The carnage began around 3:15 p.m. when it was reported that US environmental watchdog, the Environmental Protection Agency (EPA) intends to accuse the automaker of using engine management software to exceed diesel emissions in 104,000 vehicles. The EPA alleged that these violations of the Clean Air Act manifested themselves when FCA failed to disclose the existence of this software in its light-duty models in 2014 and 2015, the 2016 Jeep Grand Cherokee, and Doge Ram 1500 trucks. Shares were down 10% when markets closed. The EPA actions could result in fines of up to $4.6 billion for FCA as reported by the Wall Street Journal. Such a fine is more than the company’s combined profits from 2013 through to the first nine months of 2016.  

This news comes in the wake of a deal between Volkswagen (VW) and the US Department of Justice (DOJ) in which the disgraced German automaker agreed to pay $4.3 billion in fines for rigging emissions tests on 580,000 of its vehicles sold in the US. As part of the deal, VW plead guilty to civil and criminal charges. On 9 January 2017, Oliver Schmidt,  former head of VW’s environmental and engineering office in Michigan was arrested and charged with conspiracy to defraud the United States over the emissions scandal. Twelve other VW managers were indicted, five of which were in the United States. Notably absent from this list were the automaker’s former top brass such as former CEO Martin Winterkorn, former CFO and current Chairman Hans Dieter Pötsch, Audi chief Rupert Stadler, and Ulrich Hackenberg, the developer of the infamous EA 189 engine at the heart of the scandal. As one Forbes reporter aptly put it, “the DOJ is going after the soldiers, not the generals”.

Shareholders should note that VW was our worst-performing company in the Euro STOXX 600 for 2016, fetching an abysmal “F” rating due to severe deficiencies in their corporate governance practices.

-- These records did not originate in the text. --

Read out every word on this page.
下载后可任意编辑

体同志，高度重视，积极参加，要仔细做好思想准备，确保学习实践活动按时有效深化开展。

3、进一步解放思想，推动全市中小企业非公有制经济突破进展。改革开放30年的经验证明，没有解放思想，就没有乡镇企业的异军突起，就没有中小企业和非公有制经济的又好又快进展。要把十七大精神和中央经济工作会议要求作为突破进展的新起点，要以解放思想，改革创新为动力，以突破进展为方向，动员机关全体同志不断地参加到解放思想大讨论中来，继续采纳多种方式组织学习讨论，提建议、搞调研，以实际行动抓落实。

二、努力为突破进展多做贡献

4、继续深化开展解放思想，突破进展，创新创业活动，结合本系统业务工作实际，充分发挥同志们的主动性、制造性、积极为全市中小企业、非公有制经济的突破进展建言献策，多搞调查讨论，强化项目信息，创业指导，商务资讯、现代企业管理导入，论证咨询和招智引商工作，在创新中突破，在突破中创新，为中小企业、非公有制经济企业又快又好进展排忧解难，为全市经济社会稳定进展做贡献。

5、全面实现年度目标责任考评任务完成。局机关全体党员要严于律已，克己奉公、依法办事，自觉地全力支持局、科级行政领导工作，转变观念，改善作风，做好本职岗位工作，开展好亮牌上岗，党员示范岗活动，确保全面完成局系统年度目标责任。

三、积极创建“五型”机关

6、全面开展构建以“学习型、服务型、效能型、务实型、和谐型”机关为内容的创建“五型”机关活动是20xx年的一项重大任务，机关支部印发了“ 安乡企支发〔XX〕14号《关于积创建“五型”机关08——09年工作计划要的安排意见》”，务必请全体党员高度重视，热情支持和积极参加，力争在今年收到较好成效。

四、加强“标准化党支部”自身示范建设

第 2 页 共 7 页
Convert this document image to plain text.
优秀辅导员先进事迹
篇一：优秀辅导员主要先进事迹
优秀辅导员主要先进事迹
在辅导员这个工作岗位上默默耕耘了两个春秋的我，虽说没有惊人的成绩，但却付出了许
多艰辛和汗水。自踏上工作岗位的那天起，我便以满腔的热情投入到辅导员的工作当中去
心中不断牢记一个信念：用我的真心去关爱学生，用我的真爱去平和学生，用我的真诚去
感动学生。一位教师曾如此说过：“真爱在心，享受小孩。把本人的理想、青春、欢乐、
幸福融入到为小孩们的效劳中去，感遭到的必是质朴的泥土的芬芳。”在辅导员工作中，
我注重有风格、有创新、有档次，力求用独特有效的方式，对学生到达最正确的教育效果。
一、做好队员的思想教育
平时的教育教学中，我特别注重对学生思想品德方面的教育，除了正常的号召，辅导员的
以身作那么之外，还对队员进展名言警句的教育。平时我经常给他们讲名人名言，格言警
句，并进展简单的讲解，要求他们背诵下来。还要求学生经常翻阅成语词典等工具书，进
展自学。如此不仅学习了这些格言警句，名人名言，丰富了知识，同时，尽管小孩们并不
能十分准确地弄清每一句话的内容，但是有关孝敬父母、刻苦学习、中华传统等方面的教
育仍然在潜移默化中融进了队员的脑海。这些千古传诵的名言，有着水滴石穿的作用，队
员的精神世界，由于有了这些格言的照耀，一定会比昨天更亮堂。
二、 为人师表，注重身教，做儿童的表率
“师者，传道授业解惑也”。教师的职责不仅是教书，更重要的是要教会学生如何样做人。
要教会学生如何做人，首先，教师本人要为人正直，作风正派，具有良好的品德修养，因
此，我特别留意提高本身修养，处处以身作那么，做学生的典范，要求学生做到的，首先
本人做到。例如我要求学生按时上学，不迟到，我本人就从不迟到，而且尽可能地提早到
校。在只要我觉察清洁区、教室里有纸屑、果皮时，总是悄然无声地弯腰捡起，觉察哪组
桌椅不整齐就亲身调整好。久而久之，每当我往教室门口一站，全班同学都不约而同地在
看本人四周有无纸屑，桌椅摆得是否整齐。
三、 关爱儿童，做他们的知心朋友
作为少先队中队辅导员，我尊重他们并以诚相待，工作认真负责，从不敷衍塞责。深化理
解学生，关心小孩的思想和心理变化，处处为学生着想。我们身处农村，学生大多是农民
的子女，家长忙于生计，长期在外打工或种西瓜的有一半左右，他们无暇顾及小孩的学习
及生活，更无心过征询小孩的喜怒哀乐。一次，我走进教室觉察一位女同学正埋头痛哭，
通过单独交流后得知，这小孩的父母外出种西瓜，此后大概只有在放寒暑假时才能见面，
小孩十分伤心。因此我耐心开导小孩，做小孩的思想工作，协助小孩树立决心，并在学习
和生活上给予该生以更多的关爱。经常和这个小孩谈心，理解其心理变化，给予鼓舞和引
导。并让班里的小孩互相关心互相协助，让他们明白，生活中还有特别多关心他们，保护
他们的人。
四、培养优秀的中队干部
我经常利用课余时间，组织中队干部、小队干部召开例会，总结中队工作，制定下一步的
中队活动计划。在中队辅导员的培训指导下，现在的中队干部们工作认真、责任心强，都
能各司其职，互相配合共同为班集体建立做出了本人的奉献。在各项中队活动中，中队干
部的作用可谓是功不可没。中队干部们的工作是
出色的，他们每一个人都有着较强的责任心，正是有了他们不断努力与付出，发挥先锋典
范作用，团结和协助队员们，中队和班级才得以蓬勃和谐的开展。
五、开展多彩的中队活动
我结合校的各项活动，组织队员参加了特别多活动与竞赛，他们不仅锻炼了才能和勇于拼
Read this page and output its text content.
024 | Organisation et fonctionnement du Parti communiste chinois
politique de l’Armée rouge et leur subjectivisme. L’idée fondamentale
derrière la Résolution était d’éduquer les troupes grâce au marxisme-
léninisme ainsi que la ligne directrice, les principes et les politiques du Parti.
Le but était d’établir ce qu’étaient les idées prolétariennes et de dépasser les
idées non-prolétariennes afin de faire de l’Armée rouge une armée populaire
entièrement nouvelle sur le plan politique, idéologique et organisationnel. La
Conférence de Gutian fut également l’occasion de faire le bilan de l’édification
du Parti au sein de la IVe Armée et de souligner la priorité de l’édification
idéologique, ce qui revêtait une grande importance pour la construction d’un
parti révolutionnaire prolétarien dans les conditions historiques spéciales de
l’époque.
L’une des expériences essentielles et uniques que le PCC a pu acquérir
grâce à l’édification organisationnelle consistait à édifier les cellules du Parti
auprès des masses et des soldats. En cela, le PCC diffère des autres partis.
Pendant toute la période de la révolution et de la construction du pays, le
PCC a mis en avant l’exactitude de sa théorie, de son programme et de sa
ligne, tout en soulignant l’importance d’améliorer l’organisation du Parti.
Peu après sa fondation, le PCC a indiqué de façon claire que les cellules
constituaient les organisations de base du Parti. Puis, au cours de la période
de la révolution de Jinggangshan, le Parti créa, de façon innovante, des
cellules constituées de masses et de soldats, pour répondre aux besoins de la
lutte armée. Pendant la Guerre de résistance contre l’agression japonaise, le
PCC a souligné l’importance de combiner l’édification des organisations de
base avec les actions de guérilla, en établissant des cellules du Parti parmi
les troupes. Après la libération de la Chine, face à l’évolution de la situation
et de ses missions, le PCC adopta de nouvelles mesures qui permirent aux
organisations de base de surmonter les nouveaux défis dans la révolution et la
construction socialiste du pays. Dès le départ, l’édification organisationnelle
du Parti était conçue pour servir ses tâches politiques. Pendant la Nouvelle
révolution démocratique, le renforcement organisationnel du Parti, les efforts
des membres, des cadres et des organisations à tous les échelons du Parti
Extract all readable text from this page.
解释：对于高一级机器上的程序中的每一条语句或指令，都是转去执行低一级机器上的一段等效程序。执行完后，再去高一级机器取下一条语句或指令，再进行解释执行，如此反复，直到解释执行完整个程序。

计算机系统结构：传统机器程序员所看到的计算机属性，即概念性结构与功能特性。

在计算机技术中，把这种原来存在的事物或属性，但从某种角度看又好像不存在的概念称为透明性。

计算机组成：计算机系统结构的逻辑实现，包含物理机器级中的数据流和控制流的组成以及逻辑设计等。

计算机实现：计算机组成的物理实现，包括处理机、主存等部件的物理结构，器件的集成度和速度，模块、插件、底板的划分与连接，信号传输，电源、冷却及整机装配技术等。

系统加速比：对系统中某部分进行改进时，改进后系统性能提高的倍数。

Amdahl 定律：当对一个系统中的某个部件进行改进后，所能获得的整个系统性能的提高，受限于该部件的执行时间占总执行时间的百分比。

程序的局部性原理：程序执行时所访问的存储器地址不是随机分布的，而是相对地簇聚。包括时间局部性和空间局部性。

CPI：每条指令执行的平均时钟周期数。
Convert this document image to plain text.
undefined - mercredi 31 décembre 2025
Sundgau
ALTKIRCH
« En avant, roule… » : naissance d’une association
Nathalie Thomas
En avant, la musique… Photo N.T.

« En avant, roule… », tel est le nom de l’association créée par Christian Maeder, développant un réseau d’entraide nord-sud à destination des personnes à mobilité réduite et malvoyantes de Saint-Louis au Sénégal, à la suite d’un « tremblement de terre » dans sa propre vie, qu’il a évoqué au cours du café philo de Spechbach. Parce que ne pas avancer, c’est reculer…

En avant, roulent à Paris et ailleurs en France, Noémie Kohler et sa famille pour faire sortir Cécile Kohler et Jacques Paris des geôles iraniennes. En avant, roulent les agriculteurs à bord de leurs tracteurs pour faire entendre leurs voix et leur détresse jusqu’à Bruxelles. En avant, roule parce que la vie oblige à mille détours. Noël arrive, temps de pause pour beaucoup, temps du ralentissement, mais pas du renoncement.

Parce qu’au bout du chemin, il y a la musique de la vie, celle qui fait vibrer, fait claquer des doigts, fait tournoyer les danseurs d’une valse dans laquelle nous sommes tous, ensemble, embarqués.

FCA was not far behind with a “D” rating.

Despite having an independent Board, FCA is controlled by Exor, the Agnelli Family’s investment vehicle with 29% of shares and 43% of votes. CEO Sergio Marchionne was by far the highest paid executive in Europe for 2016 taking home an astounding €65 million in total pay according to our most recent ECGS survey of CEO remuneration.  This was by no means isolated to the year in question for Mr. Marchionne collected in 2014 €24.7 million in shares not subject to performance conditions, an extraordinary cash bonus of €38.6 million and an additional severance contribution of €12 million. These egregious amounts were granted partially as a reward for the creation of FCA, which essentially entailed moving the company from Italy to the Netherlands (establishing double voting rights in the process) and its tax residence to the United Kingdom. More troublingly, Agnelli Family scion John Elkann serves as executive chairman of FCA in direct contravention of company by-laws which state that the “chairman of the Board of Directors shall be a non-executive director”.

Exorbitant pay packages at FCA are reminiscent of Martin Winterkorn’s windfall prior to Dieslgate. The former VW chief collected €7.3 million in total pay in FY 2015 up until he resigned on 25 September 2015. In FY 2014 he was one of the highest paid CEOs in Germany earning almost €15.9 million. If history has taught us anything in the automobile industry, it’s that excessive CEO pay and a gaping lacuna in corporate governance appear to come hand in hand.

FCA categorically denied the EPA’s accusations and released a statement that it is looking forward to working with the incoming US administration to prove that it did not commit any wrongdoing.


As this investigation unfolds, time will tell if FCA will follow in the footsteps of its German rival to become one of the most despised companies of the year.